How tiny living spaces help create better cities

KODAs in Hanover

Kodasema has been an advocate of tiny living spaces, minimalism and sustainable lifestyle for nearly a decade now. However, to ensure the health of our planet, not enough change has happened in our cities. This is why we continue to talk about this mindset in our blog. When we started Kodasema in 2015, the world’s population was 7.4 billion. Not many people were aware of the need to consider the CO2 footprint of our lives, and look for ways of building and living more sustainably. The world, however, has started to change, and the way at least some of us live, too.

Let’s look at some of the data impacting our lives and our cities. Today, around 40% of households consist of people living alone, while the countries with the largest number of single-person households in Europe are Denmark, Norway, Germany, Finland – with Estonia quite high up on that list, too. In the US, only 27% of households consist of people living alone; however, in less than ten years this number has increased by 10% and continues to rise.

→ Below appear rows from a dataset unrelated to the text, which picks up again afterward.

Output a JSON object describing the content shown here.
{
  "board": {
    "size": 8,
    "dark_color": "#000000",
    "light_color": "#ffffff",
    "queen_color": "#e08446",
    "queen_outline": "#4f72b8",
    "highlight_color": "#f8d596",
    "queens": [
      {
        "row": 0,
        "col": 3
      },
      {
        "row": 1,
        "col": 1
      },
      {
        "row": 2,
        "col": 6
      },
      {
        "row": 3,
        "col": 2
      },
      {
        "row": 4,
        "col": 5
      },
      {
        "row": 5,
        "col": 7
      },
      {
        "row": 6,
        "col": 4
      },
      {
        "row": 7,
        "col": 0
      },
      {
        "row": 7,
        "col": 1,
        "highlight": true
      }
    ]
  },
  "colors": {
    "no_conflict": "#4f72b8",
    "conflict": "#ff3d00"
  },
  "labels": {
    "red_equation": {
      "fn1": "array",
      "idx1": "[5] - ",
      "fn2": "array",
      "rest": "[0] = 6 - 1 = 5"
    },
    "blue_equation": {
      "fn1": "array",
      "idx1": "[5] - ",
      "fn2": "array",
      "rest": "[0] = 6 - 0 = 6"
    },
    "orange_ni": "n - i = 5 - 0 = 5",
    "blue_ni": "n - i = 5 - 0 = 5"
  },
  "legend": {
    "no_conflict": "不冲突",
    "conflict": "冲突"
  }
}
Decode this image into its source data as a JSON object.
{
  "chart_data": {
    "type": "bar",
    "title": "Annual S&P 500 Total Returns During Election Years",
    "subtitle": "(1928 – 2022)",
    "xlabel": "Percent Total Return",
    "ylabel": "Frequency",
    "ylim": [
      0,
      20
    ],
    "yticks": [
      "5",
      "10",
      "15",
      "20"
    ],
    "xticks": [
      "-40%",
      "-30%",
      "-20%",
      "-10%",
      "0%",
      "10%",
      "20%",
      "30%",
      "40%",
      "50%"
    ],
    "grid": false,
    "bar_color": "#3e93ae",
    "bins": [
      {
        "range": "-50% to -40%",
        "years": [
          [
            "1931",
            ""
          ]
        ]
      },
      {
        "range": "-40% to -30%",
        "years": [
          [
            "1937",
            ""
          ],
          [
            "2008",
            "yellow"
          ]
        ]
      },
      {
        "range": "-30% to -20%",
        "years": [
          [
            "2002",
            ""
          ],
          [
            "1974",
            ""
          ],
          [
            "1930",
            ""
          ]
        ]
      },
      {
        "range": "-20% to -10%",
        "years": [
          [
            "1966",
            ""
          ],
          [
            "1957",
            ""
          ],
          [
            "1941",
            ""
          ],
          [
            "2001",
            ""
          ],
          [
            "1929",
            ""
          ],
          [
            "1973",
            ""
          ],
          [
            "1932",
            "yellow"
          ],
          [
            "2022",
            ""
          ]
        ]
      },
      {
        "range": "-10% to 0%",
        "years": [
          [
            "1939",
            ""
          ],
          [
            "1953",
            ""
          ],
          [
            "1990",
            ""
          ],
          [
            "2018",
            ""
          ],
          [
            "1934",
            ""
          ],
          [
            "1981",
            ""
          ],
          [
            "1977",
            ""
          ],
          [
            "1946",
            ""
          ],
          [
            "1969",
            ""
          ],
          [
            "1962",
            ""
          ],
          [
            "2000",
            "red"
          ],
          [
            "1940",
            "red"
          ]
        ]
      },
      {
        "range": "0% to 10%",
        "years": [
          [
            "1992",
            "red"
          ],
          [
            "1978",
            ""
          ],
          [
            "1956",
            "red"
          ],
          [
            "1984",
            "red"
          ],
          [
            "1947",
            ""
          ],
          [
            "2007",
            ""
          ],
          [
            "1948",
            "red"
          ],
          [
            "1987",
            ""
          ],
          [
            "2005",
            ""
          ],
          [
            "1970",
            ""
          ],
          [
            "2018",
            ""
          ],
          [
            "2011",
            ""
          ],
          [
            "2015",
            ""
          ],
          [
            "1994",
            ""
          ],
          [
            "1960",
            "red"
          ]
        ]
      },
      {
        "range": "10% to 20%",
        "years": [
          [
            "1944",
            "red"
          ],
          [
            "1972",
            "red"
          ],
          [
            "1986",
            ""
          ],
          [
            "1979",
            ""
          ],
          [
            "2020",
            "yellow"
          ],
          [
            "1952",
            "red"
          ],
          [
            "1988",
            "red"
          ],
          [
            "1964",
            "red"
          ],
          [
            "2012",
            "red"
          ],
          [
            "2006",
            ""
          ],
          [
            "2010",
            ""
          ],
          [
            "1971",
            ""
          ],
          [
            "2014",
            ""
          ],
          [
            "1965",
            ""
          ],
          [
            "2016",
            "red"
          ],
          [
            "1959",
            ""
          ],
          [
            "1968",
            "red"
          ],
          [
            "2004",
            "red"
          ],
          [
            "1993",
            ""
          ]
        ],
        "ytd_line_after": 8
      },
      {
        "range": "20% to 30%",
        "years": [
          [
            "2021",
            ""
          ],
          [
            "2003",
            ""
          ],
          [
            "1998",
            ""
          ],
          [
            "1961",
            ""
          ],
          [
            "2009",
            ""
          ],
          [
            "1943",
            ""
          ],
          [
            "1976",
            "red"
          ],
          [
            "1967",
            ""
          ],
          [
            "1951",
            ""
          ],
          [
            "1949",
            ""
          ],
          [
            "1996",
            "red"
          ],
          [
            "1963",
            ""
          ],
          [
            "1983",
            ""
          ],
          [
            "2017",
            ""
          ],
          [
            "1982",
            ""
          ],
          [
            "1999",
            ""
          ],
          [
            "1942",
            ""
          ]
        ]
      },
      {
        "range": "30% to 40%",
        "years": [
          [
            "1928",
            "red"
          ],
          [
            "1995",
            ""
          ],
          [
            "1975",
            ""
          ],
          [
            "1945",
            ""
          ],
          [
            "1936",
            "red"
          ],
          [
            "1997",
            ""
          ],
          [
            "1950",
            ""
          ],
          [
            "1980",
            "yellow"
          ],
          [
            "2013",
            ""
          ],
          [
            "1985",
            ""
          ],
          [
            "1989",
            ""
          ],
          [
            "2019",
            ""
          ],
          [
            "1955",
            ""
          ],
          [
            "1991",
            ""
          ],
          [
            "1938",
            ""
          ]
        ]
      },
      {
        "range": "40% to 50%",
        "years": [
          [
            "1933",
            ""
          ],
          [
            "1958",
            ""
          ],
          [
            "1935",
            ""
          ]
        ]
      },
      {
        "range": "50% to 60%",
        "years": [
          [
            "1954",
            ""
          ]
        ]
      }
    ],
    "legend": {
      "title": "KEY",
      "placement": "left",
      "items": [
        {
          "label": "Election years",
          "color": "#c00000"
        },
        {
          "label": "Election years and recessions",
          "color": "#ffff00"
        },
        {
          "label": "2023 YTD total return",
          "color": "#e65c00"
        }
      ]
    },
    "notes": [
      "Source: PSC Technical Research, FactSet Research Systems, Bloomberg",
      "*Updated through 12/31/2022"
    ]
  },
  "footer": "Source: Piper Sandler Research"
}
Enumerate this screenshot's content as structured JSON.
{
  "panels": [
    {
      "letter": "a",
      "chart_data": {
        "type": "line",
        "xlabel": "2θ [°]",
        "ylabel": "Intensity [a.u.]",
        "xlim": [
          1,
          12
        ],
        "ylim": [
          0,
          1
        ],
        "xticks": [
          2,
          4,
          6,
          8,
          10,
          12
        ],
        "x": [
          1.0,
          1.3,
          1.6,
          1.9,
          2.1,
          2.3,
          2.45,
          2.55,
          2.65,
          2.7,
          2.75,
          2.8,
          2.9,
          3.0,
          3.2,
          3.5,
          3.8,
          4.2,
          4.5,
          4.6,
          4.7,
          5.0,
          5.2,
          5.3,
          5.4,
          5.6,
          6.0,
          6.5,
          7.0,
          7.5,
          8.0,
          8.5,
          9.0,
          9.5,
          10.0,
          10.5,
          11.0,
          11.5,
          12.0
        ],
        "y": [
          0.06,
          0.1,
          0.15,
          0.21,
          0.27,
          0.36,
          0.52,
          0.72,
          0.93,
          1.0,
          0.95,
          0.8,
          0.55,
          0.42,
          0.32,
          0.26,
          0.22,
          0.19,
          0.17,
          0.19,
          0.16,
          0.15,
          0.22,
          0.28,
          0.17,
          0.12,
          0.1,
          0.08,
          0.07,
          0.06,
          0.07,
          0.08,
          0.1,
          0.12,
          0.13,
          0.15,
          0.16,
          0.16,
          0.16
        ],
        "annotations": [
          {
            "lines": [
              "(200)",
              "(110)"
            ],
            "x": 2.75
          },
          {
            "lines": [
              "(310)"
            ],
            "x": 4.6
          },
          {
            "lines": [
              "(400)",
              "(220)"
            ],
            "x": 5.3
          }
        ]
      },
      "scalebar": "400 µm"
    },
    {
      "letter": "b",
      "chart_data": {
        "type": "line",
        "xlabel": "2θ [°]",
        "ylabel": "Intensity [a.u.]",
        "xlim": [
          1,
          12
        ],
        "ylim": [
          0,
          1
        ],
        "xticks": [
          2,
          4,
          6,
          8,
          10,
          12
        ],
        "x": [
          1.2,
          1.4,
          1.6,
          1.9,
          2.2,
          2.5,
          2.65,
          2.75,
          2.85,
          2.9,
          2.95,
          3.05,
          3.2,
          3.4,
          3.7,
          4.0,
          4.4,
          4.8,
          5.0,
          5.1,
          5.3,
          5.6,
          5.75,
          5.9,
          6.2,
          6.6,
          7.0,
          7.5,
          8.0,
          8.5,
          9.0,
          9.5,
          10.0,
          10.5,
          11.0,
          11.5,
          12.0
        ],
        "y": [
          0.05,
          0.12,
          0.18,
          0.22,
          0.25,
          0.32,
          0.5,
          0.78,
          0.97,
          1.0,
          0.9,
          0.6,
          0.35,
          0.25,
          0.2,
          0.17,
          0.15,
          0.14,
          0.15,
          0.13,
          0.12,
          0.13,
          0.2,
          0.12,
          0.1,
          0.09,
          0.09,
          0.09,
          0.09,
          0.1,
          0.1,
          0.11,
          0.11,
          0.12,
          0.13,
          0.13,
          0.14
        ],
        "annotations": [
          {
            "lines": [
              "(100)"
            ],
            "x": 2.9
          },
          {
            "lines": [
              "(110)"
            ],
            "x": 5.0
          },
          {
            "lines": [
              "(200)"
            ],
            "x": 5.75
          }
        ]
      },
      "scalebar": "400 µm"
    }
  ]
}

Living alone is possible when people have better health, but it is also more popular due to growing individualism – globally, more people work and have independent income and are more independent than, for example, fifty or sixty years ago. There is less individual dependence on one’s partner and household, making it possible to lead lives alone, satisfying one’s individual needs to one’s liking and making personal choices.

Such a change in population distribution requires new rules for urban planning. We need more small living spaces, and more towns, in which people – while enjoying their lives living alone – can still easily meet their community and neighbours, solve problems, seek help and companionship, if needed and desired.

Merely building towers of multi-room apartments – while seemingly the most efficient – is not in the best interest of the growing percentage of households with people choosing to live alone. People are looking for all kinds of different places to live. Jane Jacobs has researched and written at length about better cities in the US. She offers some easy points to observe when assessing a neighbourhood: for example, look for sidewalks: are they full of people – a sign of a good and safe urban space – or empty – a sign that people might prefer not to move around outside.

Urban space is a meeting place and communication environment, and in addition to physical space, it also has a social and cultural purpose. A mixture of buildings old and new, for different people and businesses catering to the needs of that community, contributes to the healthy composition of a city.

City life requires careful planning. Human behaviour, a person’s mental performance-ability and the physical environment have a close relationship. Why is the human dimension and an understanding of human psychology important in urban planning?

Human-scale urban space supports people in three ways: it takes into account people’s health, looking to build healthier urban environments, it looks for well-being of people, building happier communities, but it also looks to the needs of the economy, to create the conditions for wealth creation in the community.

A ‘greener city’ considers urban planning from both social, economic and environmental aspects.

It is not possible to satisfy the growing and urbanised spatial needs of the world by using old large forms of construction in a nature-friendly way. Construction generates noise, garbage, extra traffic, and along with building maintenance, creates 50% of the CO2 emitted into the world. Concrete, steel and aluminium alone create 27% of the world’s CO2 footprint, mainly in the construction sector. This, added to the prediction that by 2060, the floor area of the world’s rooms will double, there is serious reason to consider very carefully what, where and how we build.

Timber-based, small-scale, factory-built design houses like KODA offer an alternative for the cities of the future. Factory-built, small scale homes allow for frictionless adding of small homes in urban settings: with nearly none of the disruption created by an old style construction lot. Adding entire new pocket neighbourhoods of homes meeting all the contemporary needs becomes easy and fast – something appreciated by the community already living in the area.

Today, digitisation and standardisation make these neighbourhoods a possibility for any city, provided the local planning laws and rules are up-to-date to fit the changing needs of the population.

Our experience with KODAs in a number of cities shows without doubt that modular, high-quality small houses provide a quick and convenient solution for densification of cities and specific areas, for the introduction of new areas and the transformation of areas to better fit people’s needs.

Small houses can be used to achieve multi-purpose and multifunctionality in the planning of urban areas. Areas for social interaction can and should be pre-planned when setting up the neighbourhoods. Areas used by office workers eating sandwiches at lunch, young parents with prams and toddlers in the morning, and people in the evening for gathering and socialising.

Demographically and economically, we need different spaces – and a different amount of space – at different stages of our lives. Setting up neighbourhoods that are flexible to the changing needs of people make our urban environments better – for a higher quality of life, for all forms of households, be it one person or more.